Il faut donc éviter deux erreurs opposées : continuer à payer certains créanciers dans le désordre pour gagner quelques jours, ou cesser indistinctement toute dépense sans préserver les salaires, les assurances, la sécurité des locaux et les actifs utiles. Un tableau daté des paiements, la validation des décisions par les organes compétents et une note expliquant les priorités constituent des éléments de prudence utiles.
Enfin, le rejet d’un prélèvement fournisseur n’est pas toujours le premier jour de la cessation des paiements, pas plus qu’il n’est toujours un incident sans conséquence. Le rejet doit être replacé dans la séquence : solde disponible, découvert réellement utilisable, autres échéances à court terme, décision de la banque, encaissements certains et nature de la dette. Cette chronologie permettra de déterminer s’il faut négocier, solliciter une procédure préventive ou déclarer immédiatement les difficultés.
II. Que faire dans les 45 jours quand la société ne peut plus payer ?
A. Comment choisir entre mandat ad hoc, conciliation, sauvegarde et redressement ?
La première action consiste à arrêter une date de diagnostic et à réunir les pièces, pas à attendre que les relances s’accumulent. Le dirigeant peut demander à son expert-comptable un état de trésorerie actualisé, appeler la banque pour connaître par écrit les lignes réellement disponibles et solliciter de chaque créancier un état précis des sommes échues. Il doit ensuite comparer cette situation avec la définition légale. Une négociation avec le fournisseur peut être utile, mais elle ne doit pas faire disparaître le délai de 45 jours si la société est déjà en cessation des paiements.

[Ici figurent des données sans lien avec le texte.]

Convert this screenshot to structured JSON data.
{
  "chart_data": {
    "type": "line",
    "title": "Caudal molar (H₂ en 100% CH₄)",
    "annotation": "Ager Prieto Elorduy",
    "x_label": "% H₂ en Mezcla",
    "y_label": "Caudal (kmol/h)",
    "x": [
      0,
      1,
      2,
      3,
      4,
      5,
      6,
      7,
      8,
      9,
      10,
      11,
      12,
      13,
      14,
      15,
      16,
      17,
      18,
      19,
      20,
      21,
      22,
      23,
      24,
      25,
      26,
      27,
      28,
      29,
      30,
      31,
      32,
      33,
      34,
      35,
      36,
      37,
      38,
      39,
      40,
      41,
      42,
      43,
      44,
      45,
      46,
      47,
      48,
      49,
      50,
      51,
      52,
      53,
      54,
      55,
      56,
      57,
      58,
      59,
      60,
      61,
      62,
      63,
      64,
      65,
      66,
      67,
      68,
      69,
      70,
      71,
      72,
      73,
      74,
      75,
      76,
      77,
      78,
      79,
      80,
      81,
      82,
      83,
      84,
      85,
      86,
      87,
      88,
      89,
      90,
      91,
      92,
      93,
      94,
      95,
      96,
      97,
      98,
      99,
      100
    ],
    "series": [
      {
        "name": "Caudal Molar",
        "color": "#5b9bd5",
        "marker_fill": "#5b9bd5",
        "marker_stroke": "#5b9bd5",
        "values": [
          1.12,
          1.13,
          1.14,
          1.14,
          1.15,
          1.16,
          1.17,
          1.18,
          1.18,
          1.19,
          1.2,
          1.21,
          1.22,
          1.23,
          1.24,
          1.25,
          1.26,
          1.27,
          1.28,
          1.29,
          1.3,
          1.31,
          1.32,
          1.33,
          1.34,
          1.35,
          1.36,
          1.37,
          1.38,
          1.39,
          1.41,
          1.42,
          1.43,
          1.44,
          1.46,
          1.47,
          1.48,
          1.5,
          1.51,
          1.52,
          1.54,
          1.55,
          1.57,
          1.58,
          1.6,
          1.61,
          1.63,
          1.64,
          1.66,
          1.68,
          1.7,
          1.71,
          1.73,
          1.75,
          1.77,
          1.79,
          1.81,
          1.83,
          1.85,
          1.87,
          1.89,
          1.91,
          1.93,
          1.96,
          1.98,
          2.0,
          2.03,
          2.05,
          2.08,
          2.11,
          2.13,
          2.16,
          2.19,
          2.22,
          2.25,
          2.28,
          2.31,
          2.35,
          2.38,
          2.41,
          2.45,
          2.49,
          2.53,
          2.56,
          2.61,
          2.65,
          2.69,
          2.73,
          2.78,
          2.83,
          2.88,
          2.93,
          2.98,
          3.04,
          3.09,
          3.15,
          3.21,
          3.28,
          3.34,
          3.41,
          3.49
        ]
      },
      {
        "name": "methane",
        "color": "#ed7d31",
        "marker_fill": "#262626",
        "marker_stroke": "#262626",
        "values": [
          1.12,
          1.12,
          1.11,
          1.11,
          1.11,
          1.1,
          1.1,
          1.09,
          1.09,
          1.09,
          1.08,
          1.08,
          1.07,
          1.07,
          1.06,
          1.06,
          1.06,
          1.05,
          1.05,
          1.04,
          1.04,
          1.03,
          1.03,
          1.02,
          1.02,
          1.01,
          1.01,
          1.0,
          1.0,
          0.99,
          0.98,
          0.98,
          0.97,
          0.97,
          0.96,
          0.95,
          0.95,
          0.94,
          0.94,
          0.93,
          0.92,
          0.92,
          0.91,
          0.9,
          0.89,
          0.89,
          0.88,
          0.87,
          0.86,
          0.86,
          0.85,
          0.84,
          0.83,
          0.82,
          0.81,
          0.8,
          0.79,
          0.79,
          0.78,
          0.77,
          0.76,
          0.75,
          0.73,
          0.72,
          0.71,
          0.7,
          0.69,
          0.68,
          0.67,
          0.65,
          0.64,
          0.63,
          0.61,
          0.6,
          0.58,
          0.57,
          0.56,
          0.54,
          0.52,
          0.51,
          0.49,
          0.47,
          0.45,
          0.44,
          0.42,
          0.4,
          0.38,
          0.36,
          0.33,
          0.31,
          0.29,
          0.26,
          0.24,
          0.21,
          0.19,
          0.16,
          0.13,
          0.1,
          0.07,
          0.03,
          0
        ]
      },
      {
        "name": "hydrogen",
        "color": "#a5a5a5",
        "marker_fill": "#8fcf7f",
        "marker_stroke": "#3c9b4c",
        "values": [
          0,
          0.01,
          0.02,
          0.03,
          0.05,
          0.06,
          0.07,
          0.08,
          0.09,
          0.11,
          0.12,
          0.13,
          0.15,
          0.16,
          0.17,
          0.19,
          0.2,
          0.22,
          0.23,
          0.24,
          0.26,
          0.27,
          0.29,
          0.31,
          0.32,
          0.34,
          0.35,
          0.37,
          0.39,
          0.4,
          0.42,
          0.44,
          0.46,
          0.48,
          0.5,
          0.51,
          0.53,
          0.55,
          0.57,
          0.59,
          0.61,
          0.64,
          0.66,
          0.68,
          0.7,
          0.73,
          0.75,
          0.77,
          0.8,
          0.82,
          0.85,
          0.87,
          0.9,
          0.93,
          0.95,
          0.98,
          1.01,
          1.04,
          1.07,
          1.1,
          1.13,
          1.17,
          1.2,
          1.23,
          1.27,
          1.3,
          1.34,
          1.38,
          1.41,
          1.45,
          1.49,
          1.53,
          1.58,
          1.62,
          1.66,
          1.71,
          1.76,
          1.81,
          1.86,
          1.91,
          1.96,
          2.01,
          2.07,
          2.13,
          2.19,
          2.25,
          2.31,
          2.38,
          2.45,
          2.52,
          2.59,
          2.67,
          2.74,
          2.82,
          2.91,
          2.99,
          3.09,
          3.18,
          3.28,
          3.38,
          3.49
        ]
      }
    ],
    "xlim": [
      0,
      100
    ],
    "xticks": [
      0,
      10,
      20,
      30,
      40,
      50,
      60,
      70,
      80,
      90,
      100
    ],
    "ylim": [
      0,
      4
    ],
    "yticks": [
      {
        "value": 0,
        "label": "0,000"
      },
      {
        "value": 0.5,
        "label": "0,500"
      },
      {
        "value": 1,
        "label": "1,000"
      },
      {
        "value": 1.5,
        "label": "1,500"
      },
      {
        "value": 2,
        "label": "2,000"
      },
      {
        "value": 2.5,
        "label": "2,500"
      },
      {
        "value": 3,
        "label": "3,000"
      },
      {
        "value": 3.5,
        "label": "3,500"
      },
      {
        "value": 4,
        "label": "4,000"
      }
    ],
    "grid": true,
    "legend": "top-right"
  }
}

Lorsque la société rencontre une difficulté sans être durablement privée de tout paiement, le mandat ad hoc constitue une voie confidentielle. L’article L. 611-3 du code de commerce dispose que « le président du tribunal peut, à la demande d’un débiteur, désigner un mandataire ad hoc dont il détermine la mission ». La demande permet de faire intervenir un tiers pour renouer le dialogue avec un fournisseur, une banque, un bailleur ou un associé, organiser une restructuration ou préparer un refinancement. Le mandat ne suspend pas à lui seul les poursuites et ne remplace pas une déclaration de cessation des paiements devenue obligatoire.

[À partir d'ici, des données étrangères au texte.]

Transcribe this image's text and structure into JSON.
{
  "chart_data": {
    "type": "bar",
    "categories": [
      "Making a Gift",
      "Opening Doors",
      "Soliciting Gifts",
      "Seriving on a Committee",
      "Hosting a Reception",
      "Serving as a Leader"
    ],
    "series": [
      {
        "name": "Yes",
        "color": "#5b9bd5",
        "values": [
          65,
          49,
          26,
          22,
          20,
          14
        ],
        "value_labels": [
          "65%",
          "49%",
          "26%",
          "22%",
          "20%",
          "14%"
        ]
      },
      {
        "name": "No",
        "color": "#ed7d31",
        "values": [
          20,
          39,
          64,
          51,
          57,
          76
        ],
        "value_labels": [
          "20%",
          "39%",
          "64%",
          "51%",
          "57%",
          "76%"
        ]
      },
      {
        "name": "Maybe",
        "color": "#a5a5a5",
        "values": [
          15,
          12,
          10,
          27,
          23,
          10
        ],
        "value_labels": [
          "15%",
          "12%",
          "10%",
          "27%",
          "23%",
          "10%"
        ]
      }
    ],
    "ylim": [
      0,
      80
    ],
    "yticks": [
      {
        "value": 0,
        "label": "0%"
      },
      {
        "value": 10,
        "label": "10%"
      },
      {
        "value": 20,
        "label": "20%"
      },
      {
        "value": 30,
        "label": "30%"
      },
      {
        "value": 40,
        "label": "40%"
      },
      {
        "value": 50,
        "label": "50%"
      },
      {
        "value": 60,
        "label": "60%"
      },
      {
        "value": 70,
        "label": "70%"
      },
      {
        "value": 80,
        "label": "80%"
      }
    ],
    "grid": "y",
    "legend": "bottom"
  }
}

La conciliation répond à une difficulté avérée ou prévisible, économique, financière ou juridique. L’article L. 611-4 du code de commerce vise le débiteur qui « éprouve une difficulté juridique, économique ou financière, avérée ou prévisible » et qui ne se trouve pas en cessation des paiements depuis plus de 45 jours. La procédure offre un cadre pour négocier un accord avec les principaux créanciers, obtenir des délais, réaménager une dette ou préparer une cession. Elle peut être confidentielle tant qu’aucune homologation ou publicité n’est demandée dans les conditions prévues par la loi.

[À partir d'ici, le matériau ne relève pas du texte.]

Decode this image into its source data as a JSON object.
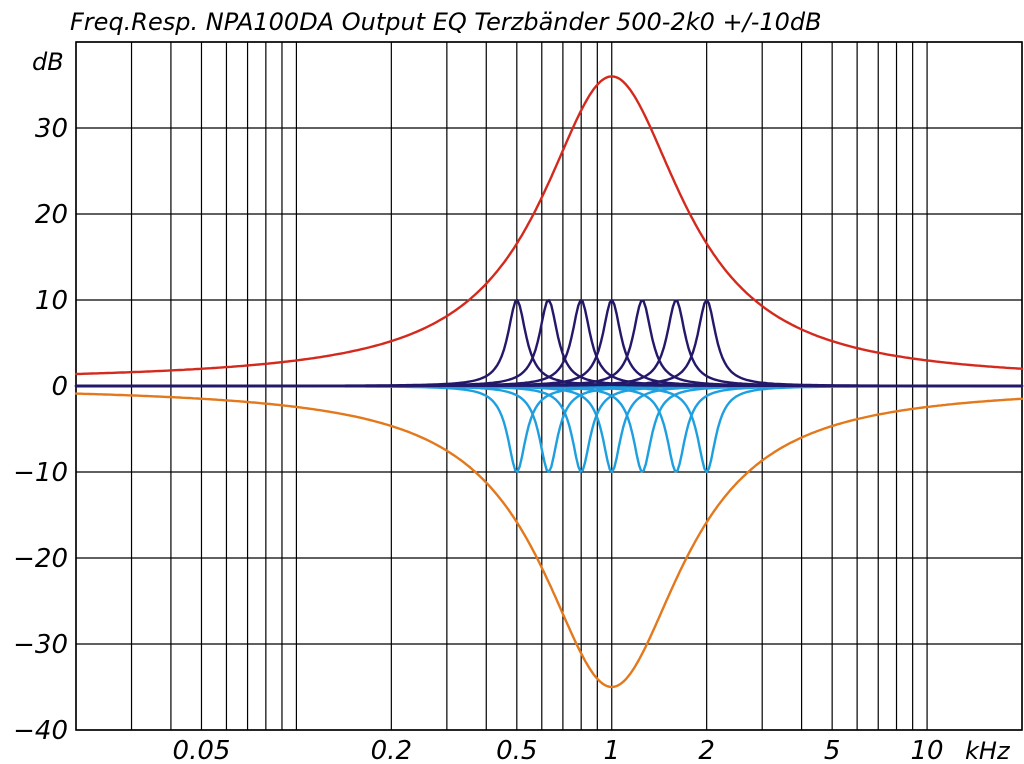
{
  "chart_data": {
    "type": "line",
    "title": "Freq.Resp. NPA100DA Output EQ Terzbänder 500-2k0 +/-10dB",
    "ylabel": "dB",
    "xunit": "kHz",
    "x_scale": "log",
    "xlim": [
      0.02,
      20
    ],
    "ylim": [
      -40,
      40
    ],
    "y_ticks": [
      -40,
      -30,
      -20,
      -10,
      0,
      10,
      20,
      30
    ],
    "y_tick_labels": [
      "−40",
      "−30",
      "−20",
      "−10",
      "0",
      "10",
      "20",
      "30"
    ],
    "x_tick_values": [
      0.05,
      0.2,
      0.5,
      1,
      2,
      5,
      10
    ],
    "x_tick_labels": [
      "0.05",
      "0.2",
      "0.5",
      "1",
      "2",
      "5",
      "10"
    ],
    "grid": true,
    "series": [
      {
        "color": "#d42a1e",
        "peak": 35.5,
        "center_khz": 1.0,
        "q": 0.55,
        "role": "sum boost"
      },
      {
        "color": "#e3791c",
        "peak": -35.0,
        "center_khz": 1.0,
        "q": 0.55,
        "role": "sum cut"
      },
      {
        "color": "#23186a",
        "peak": 10,
        "center_khz": 0.5,
        "q": 4.3
      },
      {
        "color": "#23186a",
        "peak": 10,
        "center_khz": 0.63,
        "q": 4.3
      },
      {
        "color": "#23186a",
        "peak": 10,
        "center_khz": 0.8,
        "q": 4.3
      },
      {
        "color": "#23186a",
        "peak": 10,
        "center_khz": 1.0,
        "q": 4.3
      },
      {
        "color": "#23186a",
        "peak": 10,
        "center_khz": 1.25,
        "q": 4.3
      },
      {
        "color": "#23186a",
        "peak": 10,
        "center_khz": 1.6,
        "q": 4.3
      },
      {
        "color": "#23186a",
        "peak": 10,
        "center_khz": 2.0,
        "q": 4.3
      },
      {
        "color": "#1e9fdf",
        "peak": -10,
        "center_khz": 0.5,
        "q": 4.3
      },
      {
        "color": "#1e9fdf",
        "peak": -10,
        "center_khz": 0.63,
        "q": 4.3
      },
      {
        "color": "#1e9fdf",
        "peak": -10,
        "center_khz": 0.8,
        "q": 4.3
      },
      {
        "color": "#1e9fdf",
        "peak": -10,
        "center_khz": 1.0,
        "q": 4.3
      },
      {
        "color": "#1e9fdf",
        "peak": -10,
        "center_khz": 1.25,
        "q": 4.3
      },
      {
        "color": "#1e9fdf",
        "peak": -10,
        "center_khz": 1.6,
        "q": 4.3
      },
      {
        "color": "#1e9fdf",
        "peak": -10,
        "center_khz": 2.0,
        "q": 4.3
      }
    ]
  }
}
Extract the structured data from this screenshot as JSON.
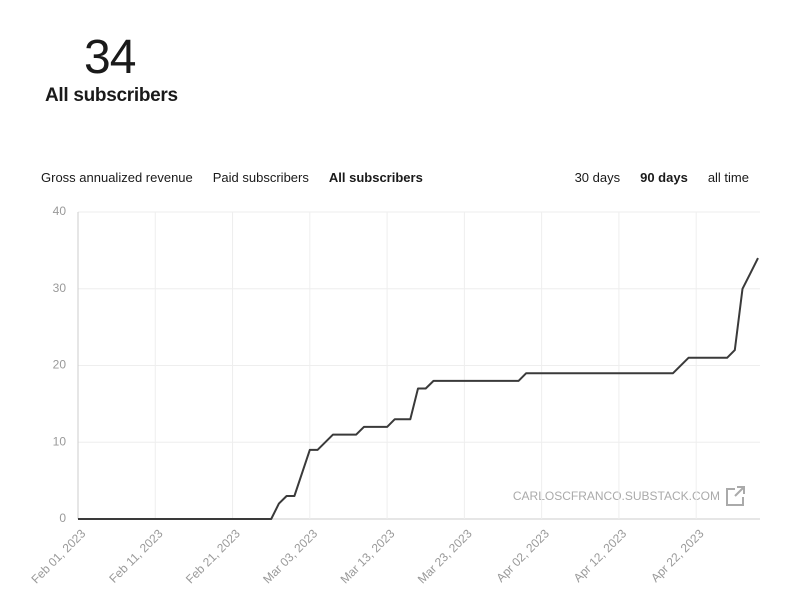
{
  "header": {
    "value": 34,
    "label": "All subscribers"
  },
  "metrics": {
    "items": [
      "Gross annualized revenue",
      "Paid subscribers",
      "All subscribers"
    ],
    "selected": 2
  },
  "ranges": {
    "items": [
      "30 days",
      "90 days",
      "all time"
    ],
    "selected": 1
  },
  "watermark": "CARLOSCFRANCO.SUBSTACK.COM",
  "chart_data": {
    "type": "line",
    "color": "#3a3a3a",
    "grid": true,
    "x": [
      "2023-02-01",
      "2023-02-26",
      "2023-02-27",
      "2023-02-28",
      "2023-03-01",
      "2023-03-03",
      "2023-03-04",
      "2023-03-06",
      "2023-03-09",
      "2023-03-10",
      "2023-03-13",
      "2023-03-14",
      "2023-03-16",
      "2023-03-17",
      "2023-03-18",
      "2023-03-19",
      "2023-03-20",
      "2023-03-30",
      "2023-03-31",
      "2023-04-19",
      "2023-04-21",
      "2023-04-22",
      "2023-04-26",
      "2023-04-27",
      "2023-04-28",
      "2023-04-29",
      "2023-04-30"
    ],
    "values": [
      0,
      0,
      2,
      3,
      3,
      9,
      9,
      11,
      11,
      12,
      12,
      13,
      13,
      17,
      17,
      18,
      18,
      18,
      19,
      19,
      21,
      21,
      21,
      22,
      30,
      32,
      34
    ],
    "xlim": [
      "2023-02-01",
      "2023-04-30"
    ],
    "xticks": [
      {
        "value": "2023-02-01",
        "label": "Feb 01, 2023"
      },
      {
        "value": "2023-02-11",
        "label": "Feb 11, 2023"
      },
      {
        "value": "2023-02-21",
        "label": "Feb 21, 2023"
      },
      {
        "value": "2023-03-03",
        "label": "Mar 03, 2023"
      },
      {
        "value": "2023-03-13",
        "label": "Mar 13, 2023"
      },
      {
        "value": "2023-03-23",
        "label": "Mar 23, 2023"
      },
      {
        "value": "2023-04-02",
        "label": "Apr 02, 2023"
      },
      {
        "value": "2023-04-12",
        "label": "Apr 12, 2023"
      },
      {
        "value": "2023-04-22",
        "label": "Apr 22, 2023"
      }
    ],
    "ylim": [
      0,
      40
    ],
    "yticks": [
      0,
      10,
      20,
      30,
      40
    ]
  }
}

La demande de conciliation doit décrire la situation économique, financière et sociale. L’article L. 611-6 du code de commerce permet au président du tribunal de désigner un conciliateur pour une durée limitée, avec la prolongation prévue par le texte. Le dirigeant doit exposer les dettes, les actifs, les contrats essentiels, les effectifs, les causes de la difficulté et les solutions envisagées. Une présentation incomplète réduit la qualité des négociations et peut retarder le choix de la bonne procédure.
Le conciliateur a pour mission de favoriser un accord avec les créanciers principaux. C’est le sens de l’article L. 611-7 du code de commerce. Le dirigeant peut donc demander un échéancier à un fournisseur, un abandon partiel d’intérêts, la confirmation d’une ligne bancaire ou un apport d’associé. L’accord doit néanmoins rester compatible avec la trésorerie prévisionnelle. Promettre un paiement dans quinze jours sans encaissement fiable ne règle pas la difficulté et peut aggraver la situation.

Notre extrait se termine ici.